The end of the year has a way of highlighting all of our flaws and fears. You know, like, ‘I need to lose about 20 pounds!’ and ‘I really need to get to the gym more often’ and ‘I hope I can get in shape for gardening next spring.’ Yeah, the usual backsliding whining about stuff we should be doing on a regular basis, but, find a myriad of excuses not to do. We really ought to be resolving to have more actual resolve in the new year. So, even though I really loathe those seasonally correct garden columns about what we’re all going to resolve to do next year, I took a look to see what I lectured our dear readers to do last year.
Make a compost heap. Heck, I didn’t even have time to turn mine, let alone use it! I just kept piling on the waste. True compost takes time. It needs to age. Keep telling yourself that and you can live with it till spring.
Keep a garden journal. That’s an easy one. ‘Get my husband to do more weeding, raise the lawn mower higher, get him a nice luxury style kneeling pad.’ I kept my journal up to snuff with little or no problems.
Take photos of the garden all year long. Hmm. I didn’t do so well on that one. It’s kind of hard to take pictures in a driving rain in June, July, and August. Did we actually have a gardening season this year?
Buy Alaska Grown nursery plants. Did you see those dead hanging baskets at the big boxes last May? Do you ever see plants like that at your neighborhood nursery? Of course not! Can you ask intelligent questions and get an intelligent answer from your local nursery? Do their plants usually survive the winter better than those beaters you buy at Mall Mart? Just say ‘Yes!’ and we’ll let you off the hook.
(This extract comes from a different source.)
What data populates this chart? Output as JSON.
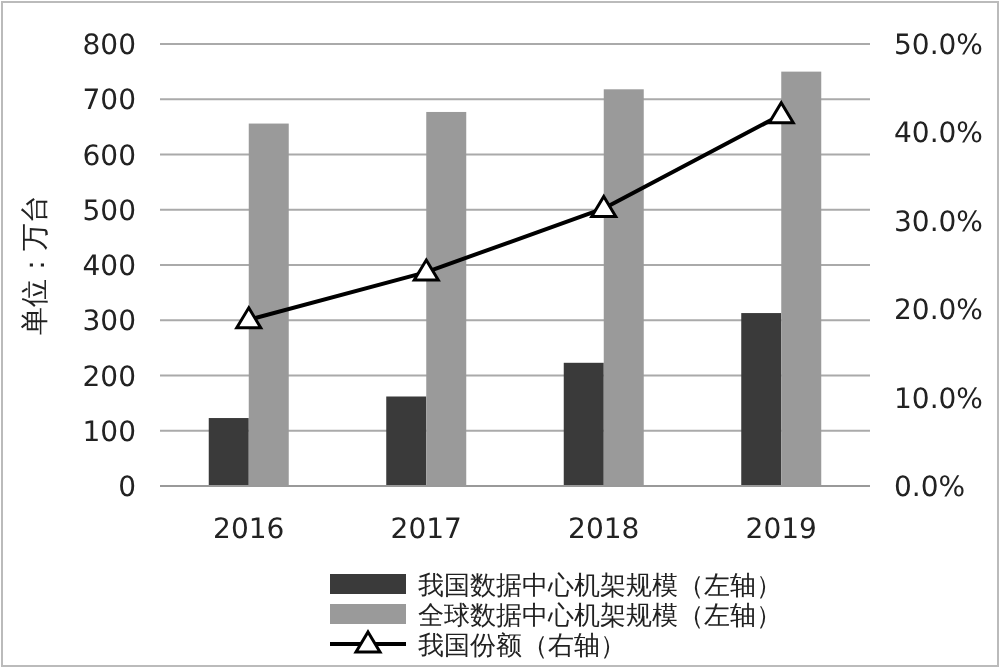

I guess I have to keep these on my list of New Year’s resolutions for 2007 again. But, I know I’ll be encouraging gardeners to add the following resolutions as well:
Get in better physical shape! Boy, is your back ever your friend? You betcha! If you can’t see your belt buckle or your knees when you look south, you will pay dearly come spring. Those muscles that hold up your back are holding up that front end as well. Extra weight puts a lot of stress on your knees, hips, and lower back and increases the risk of osteoarthritis while wearing away the cartilage that protects these joints. So, get those boots on and get out the door and walk, talk, walk, and shovel snow or something. Join a gym if you can because it’s awful hard to fake a workout while others are watching! Nobody goes to the gym and quits after fifteen minutes. So, work out with a buddy or a group of friends. Your gardening will be less of a chore and you’ll be able to enjoy the fruits of your labor without laboring to bend over. You’ll live longer and be happier as well. I know my back feels a lot better when I work out regularly. Now, if I could just stop eating. . . .
Go to the Alaska Botanical Gardens Fair in June. You’ll see lots’ of folks from the Valley there and you’ll have a good time and see beautiful plants, art, hear great music, eat, buy plants, eat, walk through the woods, eat. (Is it lunch time yet?)
Go to the Blue Poppy Garden Walk, Les Brake’s Coyote Garden Tour, and the 3rd annual Art and Garden Festival at the fair grounds in July. Keep an eye out for the garden calendars or check our blog for the dates on these Valley fairs. There are so many beautiful plants, art, and things to eat at these events that you won’t want to miss them!
So, are we resolved enough for next year? I for one, resolve to eat lunch now and shovel snow later. Happy New Year!